“Why have you got yourself up so formally?” he demanded. “No one will dress for dinner tonight, the sea is too rough.”

“It is necessary to keep up appearances, especially in times such as these. Have you forgotten the date?”

“Yes,” said Emerson, in – I could only suppose – a desperate attempt to forestall my suggestion that he assume evening dress. Emerson dislikes the confinement of tightly fitting garments, and I would be the first to admit that his impressive form never shows to better advantage than when he is attired in the wrinkled flannels and open-necked shirts he wears on the dig. I felt obliged to persevere, however.

“It is December the thirty-first, Emerson. We must toast the New Year and pray that 1917 will bring better hopes.”

“Bah,” said Emerson. “It is an artificial distinction with no meaning. The only significance of January the first is that we will be one day closer to Alexandria. You are fine enough for both of us. That gown becomes you, my love. Is it new?”

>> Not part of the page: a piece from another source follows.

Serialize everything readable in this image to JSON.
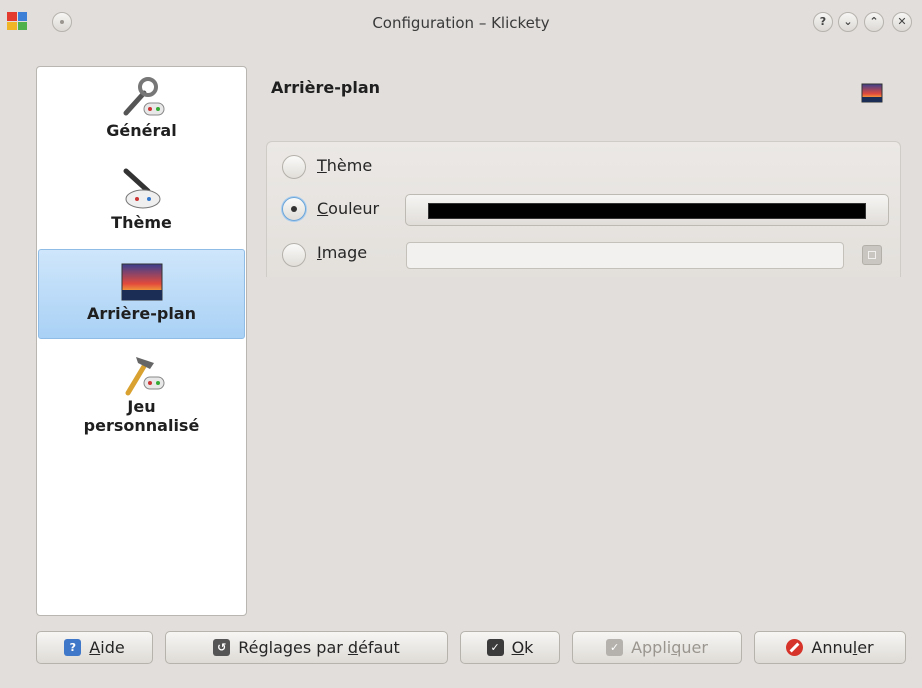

It was not, and he knew it – at least I think he did – it is difficult to be certain with Emerson, since he remains happily oblivious to things one expects him to notice, and sees things one hopes he will not.

A glance in the mirror gave me little in the way of confirmation of his compliment, for my image was distorted by movement and shadow. However, I know my own appearance well enough – a form perhaps slightly more rounded than in the distant past, a rather too prominent chin, eyes of steely gray, and black hair that is long and thick but not sleekly shining, despite the hundred strokes of a brush it receives each evening. (In the pages of my private journal I will confess that its color owes a little something to art rather than to nature. Emerson is unaware of this small deception and I have seen no reason to enlighten him.) In short, beautiful I am not – except in the eyes of my husband.